Le 12 juillet 1916, le ministre de l’Instruction publique et des Beaux-Arts prend un arrêté rectificatif pour déclasser l’un des six hêtres, pour mauvais été sanitaire. Cette pratique de déclassement n’a plus été appliquée par la suite. D’une manière générale, l’actuel ministère de l’écologie souhaite en effet conserver la mémoire de ce type d’arbres classés (il en est de même pour les Tilleuls de la Liberté par exemple), même s’ils disparaissent ou sont abattus pour raisons sanitaires, et recommande plutôt leur replantation à l’identique. Si officiellement cinq hêtres sont encore classés, il n’en reste en réalité plus qu’un aujourd’hui. » (je tiens à remercier le personnel de l’Abbaye d’Abondance pour ces informations).

Localisation: cliquez ici
Accès: facile. En bord de route (D22) juste avant de passer la rivière et d’entrer dans Abondance.

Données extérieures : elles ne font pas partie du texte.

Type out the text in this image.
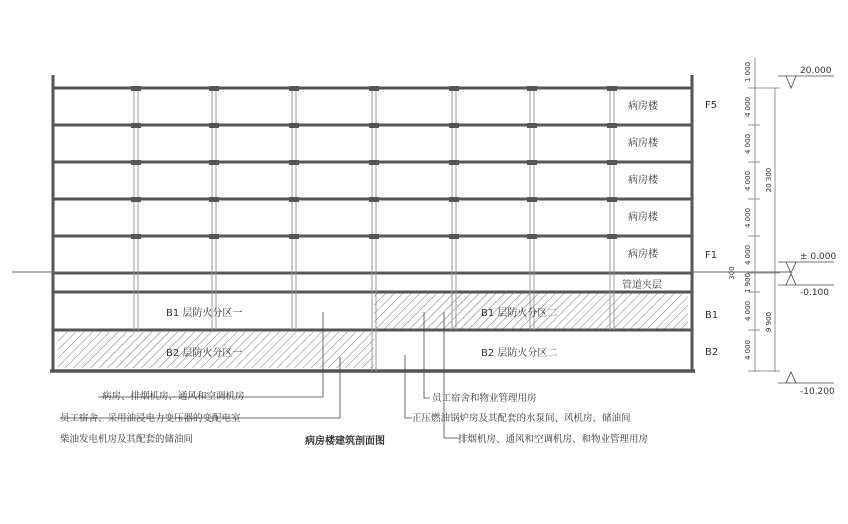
病房楼
病房楼
病房楼
病房楼
病房楼
管道夹层
F5
F1
B1
B2
B1 层防火分区一	B1 层防火分区二
B2 层防火分区一	B2 层防火分区二
1 000
4 000
4 000
4 000
4 000
4 000
20 300
300 1 900
4 000
4 000
9 900
20.000
± 0.000
-0.100
-10.200
病房、排烟机房、通风和空调机房
员工宿舍、采用油浸电力变压器的变配电室
柴油发电机房及其配套的储油间
员工宿舍和物业管理用房
正压燃油锅炉房及其配套的水泵间、风机房、储油间
排烟机房、通风和空调机房、和物业管理用房
病房楼建筑剖面图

Une table de pique-nique est même installée devant si vous désirez vous sustenter à l’ombre (enfin ce qu’il en reste) de ce vieux Hêtre…

Juillet 2015 > L’arbre continuait de décliner et a certainement perdu sa dernière feuille en 2014. Les crues du mois de mai 2015 ont mis un terme spectaculaire à son existence, la Dranse l’ayant emporté (en intégralité, jusqu’à la dernière radicelle) dans ses eaux déchainées, ne laissant à la place qu’un trou béant.
La végétation aura tôt fait de recouvrir les derniers stigmates de sa timide existence, et l’oubli, plus rapidement encore, de tomber sur les hommes…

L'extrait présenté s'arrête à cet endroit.